Here are the reported latency and round trip times for the VS-700 and the Octa-Capture:
VS-700
48 : 1.1 : 8.7 (4.4 : 4.3)
64 : 1.5 : 9.4 (5.1 : 4.3)
96 : 2.2 : 11.9 (5.6 : 6.3)
128 : 2.9 : 18.3 (7.0 : 11.3)
256 : 5.8 : 28.9 (11.8 : 17.1)
buffer size : buffer latency : round trip (in:out)
These are not dependent on your DAW, it's just the interface (took me a while to undestand).
Where the DAW PC comes into the game is what settings you can actually use without audio drop outs. Now, this is highly system specific and I ran into a major problem that the new beefy DAW didn't come with a suitable graphic card i.e. the graphic driver caused latency spikes that made the audio engine stop after 3 minutes. I ended up swapping the graphic card to an ATI HD 5450, which immediately cured the unexpectedly stopping audio engine.
From then onwards I had good performance down to ASIO buffers of 128 (occasionally 96) samples, but it didn't make me happy yet.
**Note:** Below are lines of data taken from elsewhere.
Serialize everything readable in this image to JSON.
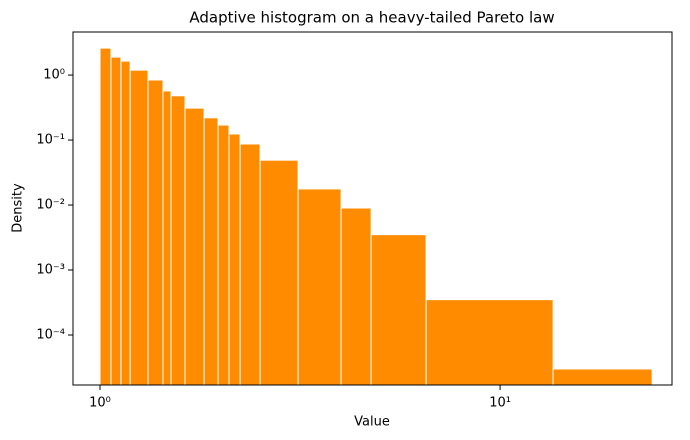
{
  "chart_data": {
    "type": "histogram",
    "title": "Adaptive histogram on a heavy-tailed Pareto law",
    "x_label": "Value",
    "y_label": "Density",
    "color": "#ff8c00",
    "edgecolor": "#ffffff",
    "x_scale": "log",
    "y_scale": "log",
    "bins": [
      1.0,
      1.065,
      1.128,
      1.189,
      1.318,
      1.437,
      1.505,
      1.631,
      1.82,
      1.972,
      2.101,
      2.239,
      2.512,
      3.126,
      4.004,
      4.76,
      6.531,
      13.57,
      23.99
    ],
    "values": [
      2.6,
      1.89,
      1.64,
      1.19,
      0.84,
      0.57,
      0.48,
      0.31,
      0.22,
      0.17,
      0.124,
      0.087,
      0.049,
      0.0177,
      0.009,
      0.0035,
      0.00035,
      3e-05
    ],
    "xlim": [
      0.856,
      26.9
    ],
    "ylim": [
      1.7e-05,
      4.6
    ],
    "xticks": [
      {
        "value": 1,
        "label": "10⁰"
      },
      {
        "value": 10,
        "label": "10¹"
      }
    ],
    "yticks": [
      {
        "value": 0.0001,
        "label": "10⁻⁴"
      },
      {
        "value": 0.001,
        "label": "10⁻³"
      },
      {
        "value": 0.01,
        "label": "10⁻²"
      },
      {
        "value": 0.1,
        "label": "10⁻¹"
      },
      {
        "value": 1,
        "label": "10⁰"
      }
    ]
  }
}
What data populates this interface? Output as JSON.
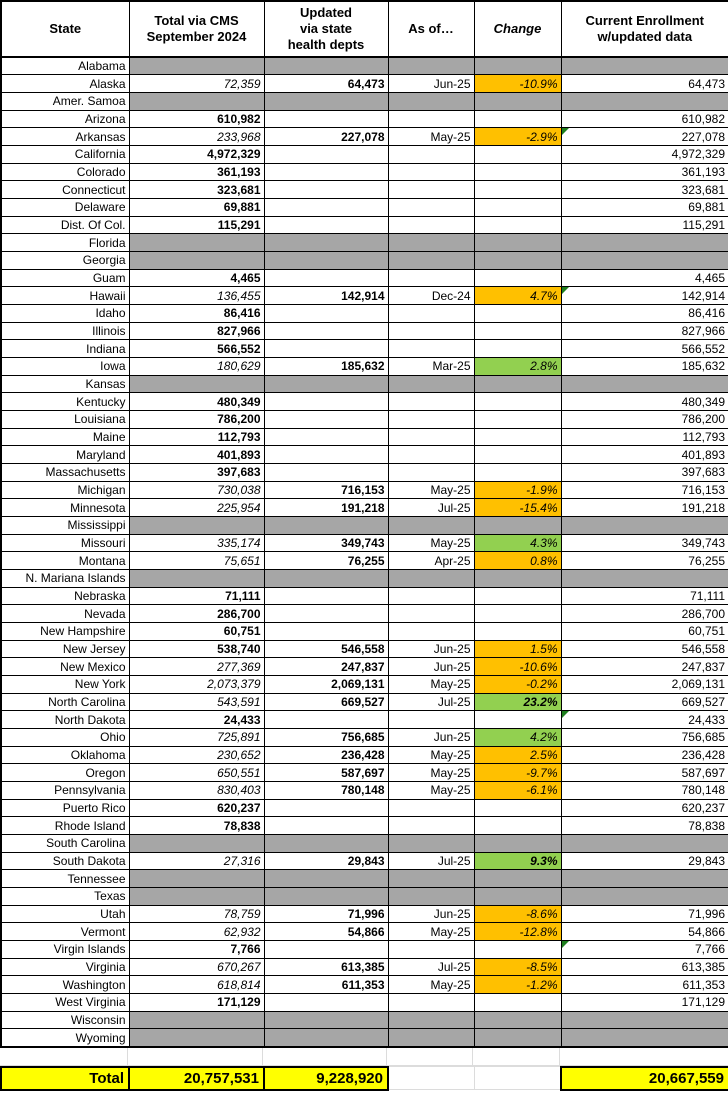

Eventually I found a set-up error that makes me wonder why it worked so well in the first place: I'm using a VS-700 and a Octa-Capture synced via VS EXPAND, but had forgotten to set the synchronisation in the VS-700 to DIGITAL 1 (which it has to be according to the manual) making the Octa-Capture the master.
Now that I'm using the correct sync mode these interfaces really ROCK!!! I can record at ASIO buffer sizes of 48 samples without drop outs or glitches for 10+ minutes!!